Every Sunday, we take Cole to Sunday School to socialize with his peers and to learn about our faith. Every Sunday, I sit with Cole while the majority of other parents drop off their children, and I get to help him navigate through playtime, circle time, the kiddo sermon and crafts. Nearly every week, I leave on the brink of tears.
Seeing my son in such close proximity to his normally-progressing peers is more than I can handle some weeks. As they grasp their scissors and cut out their art projects, he throws his scissors and pouts because he doesn’t have the fine motor skills to use them, and it frustrates him – and right now, he doesn’t care to work on those skills. As they sit quietly for circle time, he sprawls on the floor, and has a meltdown when I ask him to sit up straight. As the other children talk about the bible lesson at hand, and what they did over Christmas break, Cole sits silently or buries his head bashfully in my chest. As they talk to one another, he quotes movies. None of these behaviors are new. I guess I always thought he’d grow out of them. Now I know that’s not the case.
The movie quotes (echolalia) are something that I find charming most of the time, because we went for so long with very little to no speech, but lately I lie awake at night and wonder what it would sound like to hear him carry on a real meaningful conversation with me – not one laced with lines from TV shows and books. Even conversations that are seemingly normal to outsiders, I know are linked to some show or book he has memorized. Without a doubt, I am thankful he makes an effort at socializing, even if it is scripted. I know there are other moms on the spectrum that don’t get the tenderness I get, and some that never hear their child speak, and I remember how lucky I truly am while he quotes Mickey’s Christmas Carol to me over breakfast as if saying, “Whose lonely grave is this?!” is appropriate breakfast table talk.

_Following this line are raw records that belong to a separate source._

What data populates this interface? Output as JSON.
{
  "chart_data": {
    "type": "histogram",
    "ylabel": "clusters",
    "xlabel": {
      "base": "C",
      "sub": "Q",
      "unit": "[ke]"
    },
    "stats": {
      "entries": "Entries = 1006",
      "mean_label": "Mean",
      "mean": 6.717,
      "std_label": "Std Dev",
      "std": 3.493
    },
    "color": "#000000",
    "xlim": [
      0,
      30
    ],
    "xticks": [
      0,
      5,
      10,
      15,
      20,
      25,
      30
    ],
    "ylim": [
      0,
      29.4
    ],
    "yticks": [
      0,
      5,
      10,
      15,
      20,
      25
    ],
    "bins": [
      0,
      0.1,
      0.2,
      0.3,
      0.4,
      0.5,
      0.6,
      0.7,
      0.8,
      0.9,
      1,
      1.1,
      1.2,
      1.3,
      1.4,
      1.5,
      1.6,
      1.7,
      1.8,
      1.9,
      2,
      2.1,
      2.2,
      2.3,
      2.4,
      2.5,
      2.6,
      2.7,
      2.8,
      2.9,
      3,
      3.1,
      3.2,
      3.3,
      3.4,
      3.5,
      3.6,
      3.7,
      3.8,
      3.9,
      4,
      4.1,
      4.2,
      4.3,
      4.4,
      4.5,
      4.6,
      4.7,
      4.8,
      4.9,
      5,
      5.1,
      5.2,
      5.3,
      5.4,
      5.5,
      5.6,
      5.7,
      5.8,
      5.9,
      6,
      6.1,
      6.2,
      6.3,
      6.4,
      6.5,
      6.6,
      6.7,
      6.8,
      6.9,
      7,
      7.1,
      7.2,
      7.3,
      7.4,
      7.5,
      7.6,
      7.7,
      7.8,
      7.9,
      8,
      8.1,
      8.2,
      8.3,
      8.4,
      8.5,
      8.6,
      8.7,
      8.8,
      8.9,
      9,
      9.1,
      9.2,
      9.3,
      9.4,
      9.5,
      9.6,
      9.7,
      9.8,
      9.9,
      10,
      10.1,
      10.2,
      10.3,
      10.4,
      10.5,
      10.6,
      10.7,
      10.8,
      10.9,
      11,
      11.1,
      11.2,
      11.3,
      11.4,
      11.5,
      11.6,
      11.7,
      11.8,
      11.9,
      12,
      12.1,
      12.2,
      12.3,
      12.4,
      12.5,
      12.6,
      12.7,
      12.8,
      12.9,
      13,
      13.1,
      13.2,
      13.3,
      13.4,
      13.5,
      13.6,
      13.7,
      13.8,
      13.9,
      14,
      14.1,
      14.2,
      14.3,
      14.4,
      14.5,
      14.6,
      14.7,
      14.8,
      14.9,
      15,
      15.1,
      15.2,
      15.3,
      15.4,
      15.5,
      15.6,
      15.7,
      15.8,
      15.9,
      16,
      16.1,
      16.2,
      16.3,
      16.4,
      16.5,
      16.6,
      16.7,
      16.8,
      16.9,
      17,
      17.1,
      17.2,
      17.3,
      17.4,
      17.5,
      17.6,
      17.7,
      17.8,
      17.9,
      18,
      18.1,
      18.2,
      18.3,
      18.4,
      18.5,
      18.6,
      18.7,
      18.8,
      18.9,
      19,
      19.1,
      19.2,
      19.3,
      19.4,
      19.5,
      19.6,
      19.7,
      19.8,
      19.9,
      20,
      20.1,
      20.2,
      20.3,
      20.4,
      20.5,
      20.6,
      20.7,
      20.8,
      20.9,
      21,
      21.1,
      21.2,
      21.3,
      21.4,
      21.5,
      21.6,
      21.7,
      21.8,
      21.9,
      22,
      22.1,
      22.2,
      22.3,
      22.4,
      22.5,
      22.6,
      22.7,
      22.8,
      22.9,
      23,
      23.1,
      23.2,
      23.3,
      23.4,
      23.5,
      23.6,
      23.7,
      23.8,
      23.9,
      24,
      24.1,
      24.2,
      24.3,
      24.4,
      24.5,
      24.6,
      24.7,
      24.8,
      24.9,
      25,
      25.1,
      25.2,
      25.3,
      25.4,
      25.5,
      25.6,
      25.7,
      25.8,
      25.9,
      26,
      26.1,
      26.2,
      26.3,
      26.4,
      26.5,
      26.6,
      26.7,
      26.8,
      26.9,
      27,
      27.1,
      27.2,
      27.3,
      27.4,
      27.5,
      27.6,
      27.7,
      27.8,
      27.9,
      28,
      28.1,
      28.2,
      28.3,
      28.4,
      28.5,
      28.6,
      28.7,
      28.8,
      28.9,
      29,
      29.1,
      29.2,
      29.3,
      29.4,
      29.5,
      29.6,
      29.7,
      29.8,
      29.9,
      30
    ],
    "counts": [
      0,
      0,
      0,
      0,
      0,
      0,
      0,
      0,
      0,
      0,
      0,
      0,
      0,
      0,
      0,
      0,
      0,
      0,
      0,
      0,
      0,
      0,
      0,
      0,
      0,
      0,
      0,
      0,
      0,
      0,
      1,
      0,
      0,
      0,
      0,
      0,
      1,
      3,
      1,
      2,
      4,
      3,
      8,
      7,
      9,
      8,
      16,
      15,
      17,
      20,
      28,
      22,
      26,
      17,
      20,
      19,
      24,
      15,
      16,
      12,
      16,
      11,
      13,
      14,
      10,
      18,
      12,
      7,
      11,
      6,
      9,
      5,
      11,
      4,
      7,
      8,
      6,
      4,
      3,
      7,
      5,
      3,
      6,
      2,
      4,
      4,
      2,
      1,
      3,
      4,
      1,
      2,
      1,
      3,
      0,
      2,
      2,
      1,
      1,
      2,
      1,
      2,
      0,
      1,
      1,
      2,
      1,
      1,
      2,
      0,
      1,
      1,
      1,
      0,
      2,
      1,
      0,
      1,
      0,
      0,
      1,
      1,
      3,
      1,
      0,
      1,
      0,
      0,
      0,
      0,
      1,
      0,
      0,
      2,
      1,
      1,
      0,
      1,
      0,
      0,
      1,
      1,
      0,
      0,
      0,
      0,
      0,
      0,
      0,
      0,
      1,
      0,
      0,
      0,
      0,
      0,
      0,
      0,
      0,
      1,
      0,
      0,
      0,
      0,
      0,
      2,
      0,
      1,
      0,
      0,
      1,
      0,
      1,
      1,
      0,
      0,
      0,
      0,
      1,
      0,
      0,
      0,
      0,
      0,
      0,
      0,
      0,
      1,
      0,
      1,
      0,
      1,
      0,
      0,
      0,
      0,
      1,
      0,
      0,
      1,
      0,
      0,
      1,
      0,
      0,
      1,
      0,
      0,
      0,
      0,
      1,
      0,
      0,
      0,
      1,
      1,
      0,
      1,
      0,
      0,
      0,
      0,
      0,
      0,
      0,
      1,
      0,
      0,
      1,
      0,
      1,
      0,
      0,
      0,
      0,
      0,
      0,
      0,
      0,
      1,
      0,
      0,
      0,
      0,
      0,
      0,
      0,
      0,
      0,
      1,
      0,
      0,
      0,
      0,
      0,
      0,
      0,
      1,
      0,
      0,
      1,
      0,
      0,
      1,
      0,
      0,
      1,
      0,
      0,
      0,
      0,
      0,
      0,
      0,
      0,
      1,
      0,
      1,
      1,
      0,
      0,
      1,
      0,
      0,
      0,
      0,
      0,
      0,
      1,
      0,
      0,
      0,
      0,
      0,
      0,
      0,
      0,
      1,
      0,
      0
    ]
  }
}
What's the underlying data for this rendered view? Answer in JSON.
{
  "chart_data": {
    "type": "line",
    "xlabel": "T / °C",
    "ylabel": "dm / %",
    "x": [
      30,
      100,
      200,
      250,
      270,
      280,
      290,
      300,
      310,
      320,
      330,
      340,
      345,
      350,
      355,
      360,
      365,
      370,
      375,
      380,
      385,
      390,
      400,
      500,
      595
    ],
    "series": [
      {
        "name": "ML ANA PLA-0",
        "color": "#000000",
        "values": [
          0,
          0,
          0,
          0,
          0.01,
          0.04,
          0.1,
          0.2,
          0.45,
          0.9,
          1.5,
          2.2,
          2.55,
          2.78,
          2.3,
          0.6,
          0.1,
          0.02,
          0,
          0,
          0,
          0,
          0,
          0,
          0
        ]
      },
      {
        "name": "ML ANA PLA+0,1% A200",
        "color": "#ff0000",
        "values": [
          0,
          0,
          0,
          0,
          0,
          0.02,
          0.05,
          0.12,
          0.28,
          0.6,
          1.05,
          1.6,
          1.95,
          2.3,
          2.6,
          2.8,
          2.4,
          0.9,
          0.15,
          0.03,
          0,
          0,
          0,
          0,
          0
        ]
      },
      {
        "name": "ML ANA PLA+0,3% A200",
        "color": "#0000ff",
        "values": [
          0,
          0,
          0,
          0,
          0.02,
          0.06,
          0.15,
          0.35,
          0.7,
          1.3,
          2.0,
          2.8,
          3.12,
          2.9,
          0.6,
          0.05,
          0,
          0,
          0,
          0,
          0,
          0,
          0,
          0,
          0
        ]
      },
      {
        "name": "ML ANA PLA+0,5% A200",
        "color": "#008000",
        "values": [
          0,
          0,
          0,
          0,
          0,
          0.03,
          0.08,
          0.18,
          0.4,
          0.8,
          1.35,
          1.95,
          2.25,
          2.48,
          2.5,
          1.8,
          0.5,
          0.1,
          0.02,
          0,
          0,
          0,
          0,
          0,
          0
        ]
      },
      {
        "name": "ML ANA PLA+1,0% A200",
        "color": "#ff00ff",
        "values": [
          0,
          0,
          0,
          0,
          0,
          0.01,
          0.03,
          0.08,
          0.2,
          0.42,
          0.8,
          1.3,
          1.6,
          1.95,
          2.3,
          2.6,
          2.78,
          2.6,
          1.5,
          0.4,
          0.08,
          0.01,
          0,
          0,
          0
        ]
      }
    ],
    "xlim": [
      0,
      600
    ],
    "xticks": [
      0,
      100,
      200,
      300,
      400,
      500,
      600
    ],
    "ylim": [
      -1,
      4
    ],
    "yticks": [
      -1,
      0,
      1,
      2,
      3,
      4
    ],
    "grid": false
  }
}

As we leave Sunday school, I am overwhelmed by how much he has to learn and how much I must be failing him. I am so focused on his sensory needs and deficits that I haven’t even begun Kindergarten preparations, which you typically start at age 2.
Every day, I keep a journal making sure he gets sensory input 8 different times (total) in proprioceptive, vestibular, tactile and visual/auditory. I do tongue exercises with him to help with a weakness that’s affecting his speech. He gets OT and language at school. He gets OT and language privately. He just finished 3 1/2 months of listening therapy. He still gets brushed 4-6 times daily. We use a picture schedule with him to help with transitions (well, most days we do). He goes to “Little Gym” once a week for social and sensory. He is on a waiting list for ABA therapy, and that process should start in the next month. He starts a social skills play group in February.
The time I would have spent on his brother at this age to focus on Kindergarten readiness is gone before we start the day. I wonder aloud “When and how am I supposed to get him ready for Kindergarten?!”
Meanwhile, it seems that I have to fill out new forms, gather documents, fight the insurance company and research treatments every day, in addition to the full time employment and part time freelance work I have to do to keep up with all of this.
I am losing sleep obsessing over what more we can do for him. We were told he had a window – a formative window – at diagnosis, where he needed to get as much treatment as possible before 4 years of age, and we have gone full boar to get him what he needs. He has benefitted tremendously, coming out of his shell and is talking more (if mostly in scripts) and laughing more. He is less anxious about strangers, situations, changes and textures than he once was. He seems happier, more secure in himself. I thank God that all this effort is doing some good.
All of this is wonderful, incredible, amazing… but the flipside is fulltime exhaustion on my part; some degree of disconnect from my oldest son (at least perceived on my part) because I only have so much energy to focus; bitterness toward my spouse when he doesn’t know all the autism buzz words, or doesn’t log Cole’s sensory inputs; guilt when I sleep, guilt when I don’t… I can’t seem to get through a day without 5-10 emails dealing with his treatment, and 3-5 phone calls. I look at pictures of generic children in our stock photo database at work and wonder if they’re autistic too - it’s statistically possible, you know…
I have literally put the weight of the world upon my shoulders and I don’t see any logical way to relieve the pressure. In my mind, Cole’s future happiness, his chance at normal school, possibilities of friendship, marriage and children, all weigh on what I do now. My husband says to take a personal day from work to sleep, but all I can imagine is what little good that would do when I really need a week to sleep… a month on an island.
So, right now, I am “Down in the Valley,” as the song says, and when it comes on my iPod in the car driving home from church, I start to sing the “Oooh, ooooh, oooh” refrain and tears sting my cheeks – a more and more common occurence, these days. Some days are better than others, and I just need to get through this year and give him all that he needs.